When I am converting videos from one format to another, I often need to convert the susbtitles as well. I wrote a script to extract (and convert PGS to VobSub). This is a bash script that I am running on my Mac. If you want to run it on linux, just update the PATHs to the commands as necessary. The major tools/dependencies you have to have installed that aren’t available by default are ffprobe, mkvextract (part of the mkvtoolnix suite), java, and BDSup2Sub.
The script takes one parameter; the filename of the mkv.
If the filename has spaces, the subtitle files that are extracted will have underscores in place of the spaces.
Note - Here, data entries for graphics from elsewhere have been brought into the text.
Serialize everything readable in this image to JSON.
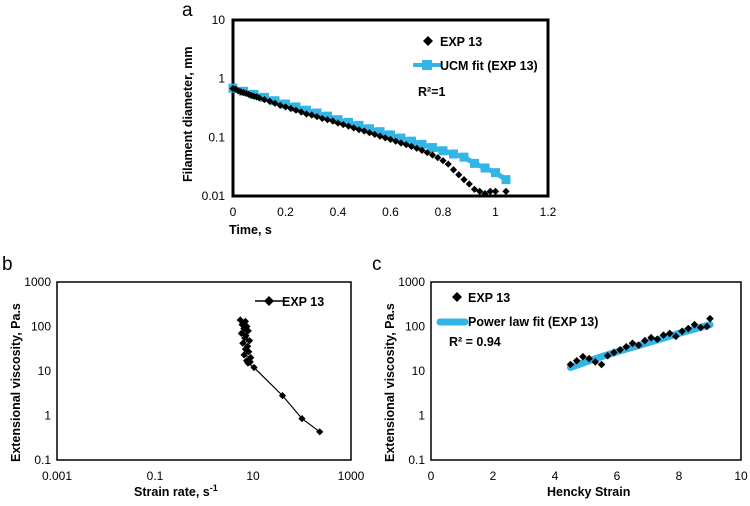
{
  "chart_data": [
    {
      "id": "a",
      "panel_label": "a",
      "type": "scatter",
      "xlabel": "Time, s",
      "ylabel": "Filament diameter, mm",
      "xlim": [
        0,
        1.2
      ],
      "ylim": [
        0.01,
        10
      ],
      "yscale": "log",
      "xticks": [
        "0",
        "0.2",
        "0.4",
        "0.6",
        "0.8",
        "1",
        "1.2"
      ],
      "yticks": [
        "0.01",
        "0.1",
        "1",
        "10"
      ],
      "annotation": "R²=1",
      "series": [
        {
          "name": "EXP 13",
          "style": "diamond",
          "color": "#000000",
          "x": [
            0.0,
            0.01,
            0.02,
            0.03,
            0.04,
            0.05,
            0.06,
            0.07,
            0.08,
            0.09,
            0.1,
            0.12,
            0.14,
            0.16,
            0.18,
            0.2,
            0.22,
            0.24,
            0.26,
            0.28,
            0.3,
            0.32,
            0.34,
            0.36,
            0.38,
            0.4,
            0.42,
            0.44,
            0.46,
            0.48,
            0.5,
            0.52,
            0.54,
            0.56,
            0.58,
            0.6,
            0.62,
            0.64,
            0.66,
            0.68,
            0.7,
            0.72,
            0.74,
            0.76,
            0.78,
            0.8,
            0.82,
            0.84,
            0.86,
            0.88,
            0.9,
            0.92,
            0.94,
            0.96,
            0.98,
            1.0,
            1.04
          ],
          "y": [
            0.68,
            0.66,
            0.62,
            0.6,
            0.58,
            0.56,
            0.54,
            0.52,
            0.5,
            0.49,
            0.47,
            0.44,
            0.41,
            0.38,
            0.35,
            0.33,
            0.31,
            0.29,
            0.27,
            0.25,
            0.24,
            0.225,
            0.21,
            0.2,
            0.19,
            0.175,
            0.165,
            0.155,
            0.145,
            0.135,
            0.128,
            0.12,
            0.112,
            0.105,
            0.098,
            0.092,
            0.086,
            0.08,
            0.075,
            0.07,
            0.065,
            0.06,
            0.055,
            0.05,
            0.045,
            0.04,
            0.035,
            0.028,
            0.023,
            0.019,
            0.016,
            0.013,
            0.012,
            0.011,
            0.012,
            0.012,
            0.012
          ]
        },
        {
          "name": "UCM fit (EXP 13)",
          "style": "square-line",
          "color": "#33b5e5",
          "x": [
            0.0,
            0.04,
            0.08,
            0.12,
            0.16,
            0.2,
            0.24,
            0.28,
            0.32,
            0.36,
            0.4,
            0.44,
            0.48,
            0.52,
            0.56,
            0.6,
            0.64,
            0.68,
            0.72,
            0.76,
            0.8,
            0.84,
            0.88,
            0.92,
            0.96,
            1.0,
            1.04
          ],
          "y": [
            0.69,
            0.61,
            0.54,
            0.48,
            0.42,
            0.37,
            0.33,
            0.29,
            0.26,
            0.23,
            0.2,
            0.18,
            0.16,
            0.14,
            0.125,
            0.11,
            0.097,
            0.086,
            0.076,
            0.067,
            0.059,
            0.052,
            0.046,
            0.036,
            0.03,
            0.025,
            0.019
          ]
        }
      ]
    },
    {
      "id": "b",
      "panel_label": "b",
      "type": "line",
      "xlabel": "Strain rate, s-1",
      "ylabel": "Extensional viscosity, Pa.s",
      "xscale": "log",
      "yscale": "log",
      "xlim": [
        0.001,
        1000
      ],
      "ylim": [
        0.1,
        1000
      ],
      "xticks": [
        "0.001",
        "0.1",
        "10",
        "1000"
      ],
      "yticks": [
        "0.1",
        "1",
        "10",
        "100",
        "1000"
      ],
      "series": [
        {
          "name": "EXP 13",
          "style": "diamond-line",
          "color": "#000000",
          "x": [
            5.5,
            7.0,
            6.0,
            7.5,
            6.5,
            8.0,
            5.8,
            7.2,
            6.8,
            8.5,
            6.2,
            7.8,
            7.0,
            8.2,
            6.6,
            9.0,
            7.4,
            8.8,
            7.9,
            10.5,
            40,
            100,
            230
          ],
          "y": [
            140,
            130,
            110,
            100,
            90,
            80,
            70,
            62,
            55,
            48,
            42,
            36,
            31,
            27,
            23,
            20,
            17,
            16,
            15,
            12,
            2.8,
            0.85,
            0.43
          ]
        }
      ]
    },
    {
      "id": "c",
      "panel_label": "c",
      "type": "scatter",
      "xlabel": "Hencky Strain",
      "ylabel": "Extensional viscosity, Pa.s",
      "yscale": "log",
      "xlim": [
        0,
        10
      ],
      "ylim": [
        0.1,
        1000
      ],
      "xticks": [
        "0",
        "2",
        "4",
        "6",
        "8",
        "10"
      ],
      "yticks": [
        "0.1",
        "1",
        "10",
        "100",
        "1000"
      ],
      "annotation": "R² = 0.94",
      "series": [
        {
          "name": "EXP 13",
          "style": "diamond",
          "color": "#000000",
          "x": [
            4.5,
            4.7,
            4.9,
            5.1,
            5.3,
            5.5,
            5.7,
            5.9,
            6.1,
            6.3,
            6.5,
            6.7,
            6.9,
            7.1,
            7.3,
            7.5,
            7.7,
            7.9,
            8.1,
            8.3,
            8.5,
            8.7,
            8.9,
            9.0
          ],
          "y": [
            14,
            17,
            21,
            19,
            16,
            14,
            22,
            26,
            30,
            35,
            42,
            38,
            48,
            56,
            52,
            64,
            70,
            60,
            78,
            90,
            110,
            95,
            100,
            150
          ]
        },
        {
          "name": "Power law fit (EXP 13)",
          "style": "thick-line",
          "color": "#33b5e5",
          "x": [
            4.5,
            5.0,
            5.5,
            6.0,
            6.5,
            7.0,
            7.5,
            8.0,
            8.5,
            9.0
          ],
          "y": [
            12,
            16,
            21,
            27,
            34,
            43,
            55,
            70,
            88,
            110
          ]
        }
      ]
    }
  ]
}
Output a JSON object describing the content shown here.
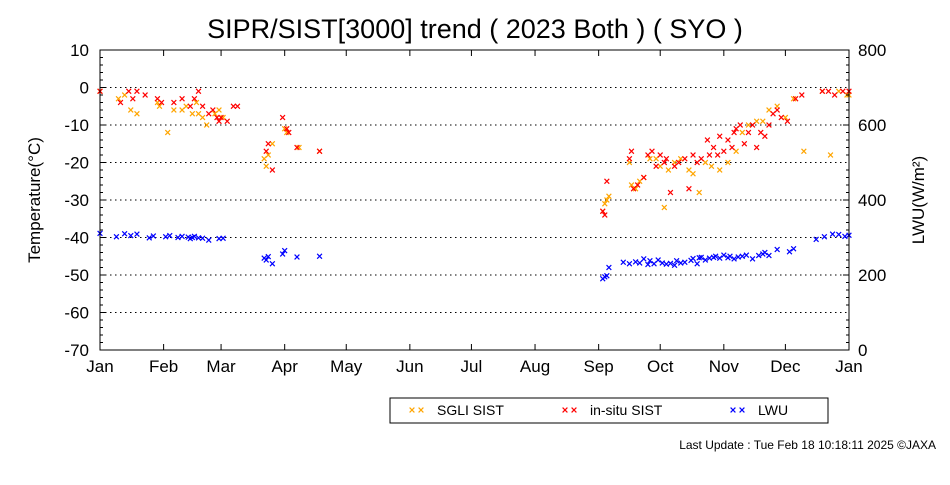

It makes the script a lot easier to code.
If PGS (.sup) subtitles are extracted, it will automatically convert them to VobSub (SUB/IDX) files for embedding in MP4 containers.
#!/bin/bash
trap 'rm -f /tmp/*.$$ ; exit 0' 0 1 2 3 13 15
ffprobe "$1" 2>&1 | grep Stream | grep "Subtitle:" | while read line
do
tracknum=$( echo "${line}" | cut -f 2 -d ':' | egrep -o "^[0-9]+" )
lang=$( echo "${line}" | cut -f 2 -d ':' | cut -f 2- -d '(' | tr -d ')' )
type=$( echo "${line}" | awk '{ print $4;}' )
case "${type}"
in
"hdmv_pgs_subtitle" | "hdmv_pgs_subtitle,")
ext="sup"
;;
"subrip")
ext="srt"
;;
"dvd_subtitle" | "dvd_subtitle,")
ext="sub"
;;
"ass")
ext="ass"
;;
"ssa")
ext="ssa"
;;
*)
ext="unknown_type"
;;
esac
echo "${tracknum}:$( basename "$1" | tr ' ' '_' ).${tracknum}.${lang}.${ext}"
# echo "${tracknum}:$( basename "$1" ).${tracknum}.${lang}.${ext}"
done > /tmp/extractsubs.$$
# For the life of me I can't get it to work with spaces in the names, so I just convert
# spaces to underscores, and it works. Maybe I'll use another character, then convert it
# back when it's done.
/Applications/MKVToolNix-*.0.0.app/Contents/MacOS/mkvextract "$1" tracks $( cat /tmp/extractsubs.$$ )
cat /tmp/extractsubs.$$ | egrep ".sup$" | cut -f 2- -d ':' | while read line
do
java -jar /Applications/BDSup2Sub512.jar -o "$( basename "${line}" .sup ).sub" "${line}"
rm "${line}"
done